Republicans delayed until next week a panel vote on the Obama administration’s signature foreclosure prevention effort, the Home Affordable Modification Program, or HAMP, and a fourth program aimed at stabilizing neighborhoods.
The panel voted 33-22 along party lines to repeal the Federal Housing Administration’s short refinance program, which lets borrowers who owe more than their homes are worth refinance into 30-year fixed rate mortgages backed by the FHA.
The FHA does not make loans directly but guarantees them against default. Only 44 borrowers have successfully obtained a new loan under the fledgling program.
The panel also voted 33-22 to kill a separate program that would extend loans to borrowers who have lost their jobs to enable them to make payments on their homes for up to two years. Congress provided $1 billion for the loan program when it rewrote U.S. financial rules last year, and the program was expected to start operating later this year.
The bills have provided a focal point for Republicans to criticize the administration’s housing policy, which has come under heavy fire from both liberals and conservatives.
The HAMP program, introduced in the spring of 2009 to much fanfare, is widely viewed as ineffective.

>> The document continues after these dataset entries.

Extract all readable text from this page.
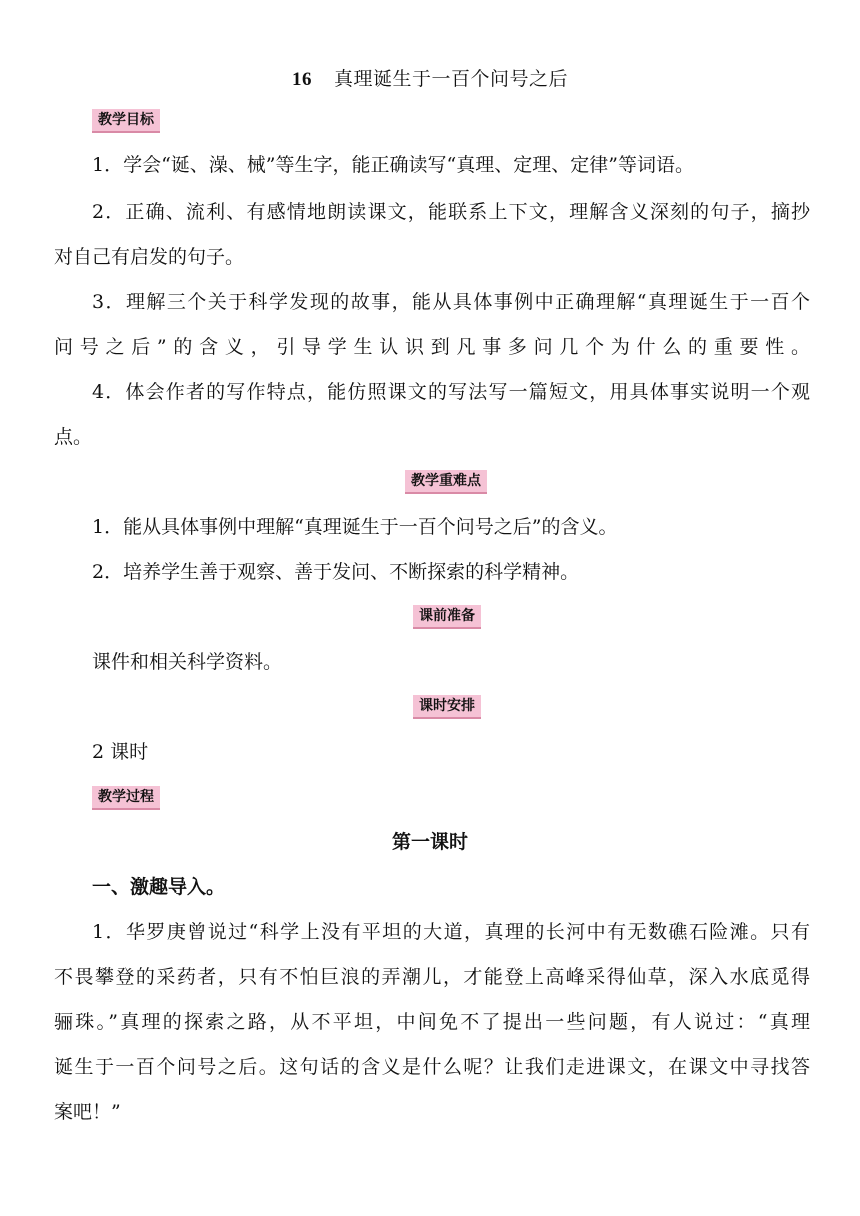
16 真理诞生于一百个问号之后
教学目标
1．学会“诞、澡、械”等生字，能正确读写“真理、定理、定律”等词语。
2．正确、流利、有感情地朗读课文，能联系上下文，理解含义深刻的句子，摘抄
对自己有启发的句子。
3．理解三个关于科学发现的故事，能从具体事例中正确理解“真理诞生于一百个
问号之后”的含义，引导学生认识到凡事多问几个为什么的重要性。
4．体会作者的写作特点，能仿照课文的写法写一篇短文，用具体事实说明一个观
点。
教学重难点
1．能从具体事例中理解“真理诞生于一百个问号之后”的含义。
2．培养学生善于观察、善于发问、不断探索的科学精神。
课前准备
课件和相关科学资料。
课时安排
2 课时
教学过程
第一课时
一、激趣导入。
1．华罗庚曾说过“科学上没有平坦的大道，真理的长河中有无数礁石险滩。只有
不畏攀登的采药者，只有不怕巨浪的弄潮儿，才能登上高峰采得仙草，深入水底觅得
骊珠。”真理的探索之路，从不平坦，中间免不了提出一些问题，有人说过：“真理
诞生于一百个问号之后。这句话的含义是什么呢？让我们走进课文，在课文中寻找答
案吧！”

The administration had hoped the program would permanently lower mortgage payments for 3 to 4 million homeowners. However, to date, only slightly over 500,000 borrowers have received permanent loan modifications under the program.
More than 800,000 of the 1.5 million borrowers who started in the program have dropped out.
Democrats say something is better than nothing, and argue that the program should be fixed, not killed.
Rep. Michael Capuano, a Massachusetts Democrat, challenged lawmakers voting to kill the program to request the return of taxpayer money from homeowners who received government aid.
“If you are not willing to do that, then you are simply being hypocritical and political,” Capuano said during the often heated debate.
The debate on foreclosure prevention comes as the government and the largest U.S. banks are close to reaching what could be a multibillion dollar settlement over foreclosure abuses.
These banks and other mortgage servicing firms have been accused of foreclosing on thousands of borrowers without having the necessary paperwork.